Petroleum levy: a fifty billion rupees hole

19 Sep, 2024

The prime minister was quick to take credit for the reduction in retail petroleum prices, for the fourth fortnight in a row. Motor gasoline prices are now down to the lowest in 21 months in rupee terms. The international reference price for the RON 92 grade at $74.91/bbl is the lowest in three years. Petrol prices at the pumps have come down by a massive Rs75/ltr from the peak of exactly a year ago. This is the kind of respite masses hit with runaway inflation for the best part of the last 30 months have been looking for.

But should the PM take credit for it? Yes. Credit does not necessarily have to always have a positive connotation. He gets credited for it because it has now been six straight fortnights of the new fiscal year, where the government has resisted the temptation to increase the Petroleum Levy (PL) from the existing Rs60/ltr, which has been in place for over a year now.

In dollar terms, petrol prices in Pakistan were lower way back in May 2022 – nearly two and a half years ago. Petrol at 89 cents per liter is the lowest since the first two weeks in the office for the PDM 1.0 where the infamous subsidy on petroleum via Petroleum Development Claims (PDC) went on longer than many expected. Petrol prices in the last 30 months have averaged exactly $1/ltr, with oil prices, currency and taxes facing significant changes over the course.

At well under a dollar per liter, Pakistan’s retail gasoline price is now among the lowest in the region, for major oil-importing countries. This is critical because Pakistan has set a rather ambitious revenue target from petroleum consumption for FY25 – at a hefty Rs1.29 trillion. This is up 47percent from last year’s collection of Rs869 billion.

With one quarter of FY25 gone, the projected opportunity loss of revenue stands close to Rs45-50 billion assuming sales pattern of 2MFY25 stays on course for September. It is clear as daylight that the government will be in no position to even get close to achieving the PL target by the end of FY25 for two reasons. One, it is already a quarter late in maximizing the PL. And two, sales have stayed 10 percent lower compared to a year ago, which is very odd, given last year’s sales were already at a multiyear low.

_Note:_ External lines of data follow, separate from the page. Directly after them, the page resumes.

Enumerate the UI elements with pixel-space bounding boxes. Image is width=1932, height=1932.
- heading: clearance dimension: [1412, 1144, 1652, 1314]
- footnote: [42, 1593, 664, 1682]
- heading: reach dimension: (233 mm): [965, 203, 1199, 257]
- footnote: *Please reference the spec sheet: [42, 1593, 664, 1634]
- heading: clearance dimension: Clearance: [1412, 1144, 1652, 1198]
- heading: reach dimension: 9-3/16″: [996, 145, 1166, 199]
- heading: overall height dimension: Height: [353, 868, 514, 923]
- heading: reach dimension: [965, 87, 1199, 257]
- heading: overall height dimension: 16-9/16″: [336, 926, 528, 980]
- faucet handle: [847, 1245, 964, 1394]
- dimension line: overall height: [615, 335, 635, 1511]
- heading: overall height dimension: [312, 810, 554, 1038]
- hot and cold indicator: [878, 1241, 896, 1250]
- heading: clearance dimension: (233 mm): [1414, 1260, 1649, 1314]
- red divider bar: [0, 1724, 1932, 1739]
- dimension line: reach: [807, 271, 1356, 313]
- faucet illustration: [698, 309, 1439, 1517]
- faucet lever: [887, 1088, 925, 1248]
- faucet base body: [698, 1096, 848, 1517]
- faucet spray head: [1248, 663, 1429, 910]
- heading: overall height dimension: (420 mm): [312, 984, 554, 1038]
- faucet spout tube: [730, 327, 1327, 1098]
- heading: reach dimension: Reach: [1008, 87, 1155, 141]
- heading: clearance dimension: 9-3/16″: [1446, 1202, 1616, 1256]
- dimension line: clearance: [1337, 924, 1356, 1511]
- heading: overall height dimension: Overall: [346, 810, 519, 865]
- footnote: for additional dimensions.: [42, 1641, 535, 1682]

This is also counterintuitive, given retail prices have been on a downward trajectory. Look no further than the porous western borders if you are seeking to assign blame. The revenue loss is said to run in hundreds of billions of rupees every year – and leaves as big a fiscal hole as leakages in the oft-discussed electricity and gas sectors.

It can be said with a high degree of certainty that Pakistani authorities will resort to a mini-budget of sorts right before or after the IMF program is inked. The fiscal shortages have already been aplenty with barely a quarter gone by. The center’s Rs50 billion electricity subsidies may well be financed from a PSDP cut, but it will have consequences down the road. Punjab’s rather contentious subsidy of a similar amount will also lead to trouble balancing the budget. So there clearly is a revenue problem, and this is where the authorities’ decision to delay the inevitable makes little to no sense.

Also, this week was the best time to jack up the PL – as it would have been done without having to increase the retail price. On the other hand, taxes on electricity bills continue to be treated in a completely different manner. It is a no-brainer that taxes on electricity bills are much more counterproductive than taxes on petroleum consumption. The world, and most importantly, the IMF views it with a similar lens. The forgone revenue will not be forgotten by the IMF and will come back to bite the masses in some other forms of taxes – and don’t be surprised if they go back to the favored “extra surcharge” on electricity bills. If it is the lack of political capital that is keeping the government from making the right calls, then that is bad news. Because that is not going to increase, anytime sooner, or at all.